Purbaya memaparkan, Indonesia pernah menikmati era pertumbuhan ekonomi yang kuat, mencapai 6% di bawah kepemimpinan Presiden ke-6 Susilo Bambang Yudhoyono (SBY). Pada periode tersebut, Produk Domestik Bruto (PDB) per kapita masyarakat melonjak signifikan, bahkan hingga hampir tiga kali lipat. "Jika kita melihat jejak langkah Pak SBY dengan pertumbuhan 6%, PDB per kapitanya meningkat hampir tiga kali lipat," ungkap Purbaya, menyoroti dampak positif dari pertumbuhan ekonomi yang tinggi.

Purbaya: Ekonomi 6% Kunci RI Makmur Lebih Cepat!
Gambar Istimewa : akcdn.detik.net.id

Namun, dalam periode kepemimpinan berikutnya, tren pertumbuhan ekonomi nasional cenderung melambat, bergerak di kisaran 5%. Oleh karena itu, pemerintah saat ini berfokus penuh untuk mengembalikan momentum pertumbuhan ekonomi ke target 6% atau lebih. "Sekarang kita berupaya keras mendorongnya ke arah 6%, setelah sebelumnya prospeknya berada di angka 5% atau di bawahnya. Dengan pertumbuhan 6% atau lebih, kita bisa berasumsi bahwa dalam beberapa tahun ke depan, PDB per kapita kita akan mengalami peningkatan yang sangat signifikan," jelasnya lebih lanjut.

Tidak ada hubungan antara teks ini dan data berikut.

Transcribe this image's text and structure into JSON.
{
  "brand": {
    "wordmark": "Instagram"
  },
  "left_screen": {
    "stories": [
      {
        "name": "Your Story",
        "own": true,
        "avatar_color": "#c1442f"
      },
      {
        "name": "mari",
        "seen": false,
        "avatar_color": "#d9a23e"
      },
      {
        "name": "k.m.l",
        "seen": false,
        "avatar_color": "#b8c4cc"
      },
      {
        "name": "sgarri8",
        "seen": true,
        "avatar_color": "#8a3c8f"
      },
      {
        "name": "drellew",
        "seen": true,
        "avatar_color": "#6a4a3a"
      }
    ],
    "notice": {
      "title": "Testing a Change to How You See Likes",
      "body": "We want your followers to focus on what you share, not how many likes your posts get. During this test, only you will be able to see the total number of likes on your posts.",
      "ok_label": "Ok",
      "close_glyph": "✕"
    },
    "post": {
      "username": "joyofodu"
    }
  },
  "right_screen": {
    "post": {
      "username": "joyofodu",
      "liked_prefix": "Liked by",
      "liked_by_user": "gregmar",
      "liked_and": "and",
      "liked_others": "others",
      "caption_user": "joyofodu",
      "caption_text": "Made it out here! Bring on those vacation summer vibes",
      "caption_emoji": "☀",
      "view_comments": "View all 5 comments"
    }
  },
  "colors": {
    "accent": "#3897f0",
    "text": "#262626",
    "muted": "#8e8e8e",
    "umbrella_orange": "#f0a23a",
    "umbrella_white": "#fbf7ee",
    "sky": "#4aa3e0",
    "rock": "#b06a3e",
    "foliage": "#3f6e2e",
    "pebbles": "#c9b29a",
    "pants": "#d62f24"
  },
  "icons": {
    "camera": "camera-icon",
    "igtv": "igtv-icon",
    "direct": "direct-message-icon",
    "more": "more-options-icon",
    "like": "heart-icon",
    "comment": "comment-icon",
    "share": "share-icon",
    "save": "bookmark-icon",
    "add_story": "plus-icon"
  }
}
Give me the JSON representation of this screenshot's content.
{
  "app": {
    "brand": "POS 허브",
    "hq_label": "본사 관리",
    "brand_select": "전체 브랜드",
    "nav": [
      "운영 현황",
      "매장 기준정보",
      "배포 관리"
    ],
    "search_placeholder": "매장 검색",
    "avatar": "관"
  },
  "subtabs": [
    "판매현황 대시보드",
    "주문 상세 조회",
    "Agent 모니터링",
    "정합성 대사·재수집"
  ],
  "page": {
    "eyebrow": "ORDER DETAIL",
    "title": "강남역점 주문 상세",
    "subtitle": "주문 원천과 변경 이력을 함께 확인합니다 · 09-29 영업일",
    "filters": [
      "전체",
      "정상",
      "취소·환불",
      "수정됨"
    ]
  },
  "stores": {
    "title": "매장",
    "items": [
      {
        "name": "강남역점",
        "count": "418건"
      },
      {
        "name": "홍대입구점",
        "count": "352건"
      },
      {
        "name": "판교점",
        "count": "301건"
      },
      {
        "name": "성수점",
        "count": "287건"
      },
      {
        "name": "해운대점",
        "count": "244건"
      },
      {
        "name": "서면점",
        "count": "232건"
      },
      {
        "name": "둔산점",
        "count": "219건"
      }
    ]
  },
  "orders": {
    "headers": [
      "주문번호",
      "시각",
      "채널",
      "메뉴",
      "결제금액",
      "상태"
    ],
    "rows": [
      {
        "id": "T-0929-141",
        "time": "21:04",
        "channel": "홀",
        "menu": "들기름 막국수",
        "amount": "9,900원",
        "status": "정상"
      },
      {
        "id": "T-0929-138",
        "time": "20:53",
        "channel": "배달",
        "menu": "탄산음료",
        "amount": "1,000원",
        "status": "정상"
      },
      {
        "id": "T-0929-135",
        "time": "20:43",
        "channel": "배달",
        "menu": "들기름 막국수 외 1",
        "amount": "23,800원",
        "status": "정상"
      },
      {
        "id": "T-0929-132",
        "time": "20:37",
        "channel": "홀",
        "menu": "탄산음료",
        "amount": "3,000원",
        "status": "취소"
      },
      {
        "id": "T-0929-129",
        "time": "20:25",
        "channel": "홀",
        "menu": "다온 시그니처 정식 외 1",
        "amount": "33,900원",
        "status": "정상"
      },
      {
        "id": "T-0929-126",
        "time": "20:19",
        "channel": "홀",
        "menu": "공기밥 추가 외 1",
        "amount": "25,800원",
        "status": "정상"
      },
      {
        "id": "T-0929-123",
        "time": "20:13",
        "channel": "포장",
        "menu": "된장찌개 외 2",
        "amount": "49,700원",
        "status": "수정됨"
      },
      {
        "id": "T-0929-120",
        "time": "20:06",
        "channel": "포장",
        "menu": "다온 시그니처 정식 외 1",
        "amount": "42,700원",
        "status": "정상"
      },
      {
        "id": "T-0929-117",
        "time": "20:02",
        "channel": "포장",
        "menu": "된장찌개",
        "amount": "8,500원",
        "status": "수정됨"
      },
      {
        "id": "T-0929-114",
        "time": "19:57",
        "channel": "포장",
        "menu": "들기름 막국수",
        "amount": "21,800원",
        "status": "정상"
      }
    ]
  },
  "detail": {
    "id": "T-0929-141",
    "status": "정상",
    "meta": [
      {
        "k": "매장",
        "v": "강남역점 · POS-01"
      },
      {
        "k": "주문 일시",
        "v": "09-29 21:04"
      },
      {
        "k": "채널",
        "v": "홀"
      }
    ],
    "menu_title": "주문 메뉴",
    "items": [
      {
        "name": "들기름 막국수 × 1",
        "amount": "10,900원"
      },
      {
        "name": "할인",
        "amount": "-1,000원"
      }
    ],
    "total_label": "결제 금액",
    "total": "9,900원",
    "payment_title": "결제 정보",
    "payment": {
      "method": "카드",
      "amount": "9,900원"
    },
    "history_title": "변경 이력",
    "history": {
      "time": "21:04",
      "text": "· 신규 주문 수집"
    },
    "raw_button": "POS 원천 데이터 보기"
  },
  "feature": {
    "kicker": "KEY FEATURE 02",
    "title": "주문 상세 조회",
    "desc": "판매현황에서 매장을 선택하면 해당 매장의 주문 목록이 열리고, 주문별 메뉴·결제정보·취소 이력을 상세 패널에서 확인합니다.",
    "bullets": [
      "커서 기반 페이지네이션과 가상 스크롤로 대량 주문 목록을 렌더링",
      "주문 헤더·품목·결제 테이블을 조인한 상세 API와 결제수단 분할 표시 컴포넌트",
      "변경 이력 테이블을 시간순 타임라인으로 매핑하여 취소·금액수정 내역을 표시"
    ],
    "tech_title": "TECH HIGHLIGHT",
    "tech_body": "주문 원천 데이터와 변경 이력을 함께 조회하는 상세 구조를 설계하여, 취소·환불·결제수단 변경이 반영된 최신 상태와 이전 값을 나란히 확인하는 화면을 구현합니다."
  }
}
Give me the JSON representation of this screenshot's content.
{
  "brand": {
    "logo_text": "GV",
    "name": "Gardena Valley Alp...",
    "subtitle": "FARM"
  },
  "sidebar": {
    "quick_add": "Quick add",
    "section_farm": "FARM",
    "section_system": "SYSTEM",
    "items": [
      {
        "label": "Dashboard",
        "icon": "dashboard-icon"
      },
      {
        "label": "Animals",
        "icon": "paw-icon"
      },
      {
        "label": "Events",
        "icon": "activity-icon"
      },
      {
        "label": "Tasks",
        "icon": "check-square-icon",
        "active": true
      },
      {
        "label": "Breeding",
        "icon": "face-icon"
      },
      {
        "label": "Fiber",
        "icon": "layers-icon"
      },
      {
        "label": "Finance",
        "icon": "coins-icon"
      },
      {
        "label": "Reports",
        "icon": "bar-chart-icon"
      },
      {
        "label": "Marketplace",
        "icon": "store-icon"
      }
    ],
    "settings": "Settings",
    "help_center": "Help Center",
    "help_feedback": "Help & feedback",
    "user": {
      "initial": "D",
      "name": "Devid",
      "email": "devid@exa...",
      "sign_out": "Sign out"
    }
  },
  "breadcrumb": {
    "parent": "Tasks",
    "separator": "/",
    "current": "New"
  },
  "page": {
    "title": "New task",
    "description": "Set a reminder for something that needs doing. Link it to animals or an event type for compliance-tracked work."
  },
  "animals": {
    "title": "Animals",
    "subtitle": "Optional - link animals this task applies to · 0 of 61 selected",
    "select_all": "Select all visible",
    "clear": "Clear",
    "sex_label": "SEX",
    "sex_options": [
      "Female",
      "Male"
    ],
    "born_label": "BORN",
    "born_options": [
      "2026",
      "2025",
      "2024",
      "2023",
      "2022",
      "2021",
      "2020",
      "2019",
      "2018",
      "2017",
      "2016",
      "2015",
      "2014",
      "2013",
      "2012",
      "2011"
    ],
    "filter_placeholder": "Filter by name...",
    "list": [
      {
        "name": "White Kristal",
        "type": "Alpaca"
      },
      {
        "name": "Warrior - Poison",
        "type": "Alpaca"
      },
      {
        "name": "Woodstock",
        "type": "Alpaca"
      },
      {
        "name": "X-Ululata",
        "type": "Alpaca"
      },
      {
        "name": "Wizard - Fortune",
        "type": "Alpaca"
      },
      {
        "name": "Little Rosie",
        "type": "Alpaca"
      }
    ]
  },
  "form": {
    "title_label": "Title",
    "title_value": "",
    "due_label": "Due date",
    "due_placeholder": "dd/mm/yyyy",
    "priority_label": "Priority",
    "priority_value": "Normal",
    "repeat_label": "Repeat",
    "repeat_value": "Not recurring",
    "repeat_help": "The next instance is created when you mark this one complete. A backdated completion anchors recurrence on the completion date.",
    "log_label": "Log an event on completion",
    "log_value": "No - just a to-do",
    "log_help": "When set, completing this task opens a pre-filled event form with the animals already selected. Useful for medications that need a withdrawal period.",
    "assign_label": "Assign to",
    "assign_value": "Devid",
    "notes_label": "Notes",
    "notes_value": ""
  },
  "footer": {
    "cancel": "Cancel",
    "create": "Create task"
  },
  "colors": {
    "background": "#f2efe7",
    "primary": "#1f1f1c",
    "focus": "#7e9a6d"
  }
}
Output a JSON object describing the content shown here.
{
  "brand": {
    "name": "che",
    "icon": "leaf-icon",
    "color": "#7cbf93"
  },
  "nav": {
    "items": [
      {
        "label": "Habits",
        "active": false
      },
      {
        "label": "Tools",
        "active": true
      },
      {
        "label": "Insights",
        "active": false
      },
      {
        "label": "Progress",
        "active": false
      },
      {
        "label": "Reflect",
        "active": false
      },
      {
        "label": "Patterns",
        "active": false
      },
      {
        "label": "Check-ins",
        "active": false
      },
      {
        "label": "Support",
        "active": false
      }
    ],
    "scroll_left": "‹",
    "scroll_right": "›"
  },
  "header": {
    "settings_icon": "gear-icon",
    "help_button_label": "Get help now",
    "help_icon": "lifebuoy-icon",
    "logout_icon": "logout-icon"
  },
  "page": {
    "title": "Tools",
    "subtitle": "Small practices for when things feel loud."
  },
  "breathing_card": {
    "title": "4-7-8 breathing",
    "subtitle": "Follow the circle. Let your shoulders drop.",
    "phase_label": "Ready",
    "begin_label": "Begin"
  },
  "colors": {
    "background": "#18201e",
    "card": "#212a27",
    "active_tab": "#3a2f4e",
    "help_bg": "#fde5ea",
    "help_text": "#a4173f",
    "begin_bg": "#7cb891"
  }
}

Purbaya menambahkan, capaian pertumbuhan 6% ini bukan sekadar angka, melainkan motor penggerak utama yang mampu mempercepat peningkatan taraf hidup dan kemakmuran rakyat. Ia juga mengungkapkan bahwa inilah alasan fundamental di balik target pertumbuhan ekonomi yang ambisius yang dicanangkan oleh Presiden Prabowo Subianto. "Jadi, di titik itulah kesejahteraan akan terwujud lebih cepat, karena sebelumnya pertumbuhan kita agak melambat. Inilah mengapa Pak Prabowo memandang penting untuk menciptakan pertumbuhan yang lebih pesat, agar masyarakat kita dapat mencapai tingkat kesejahteraan yang lebih tinggi," pungkas Purbaya.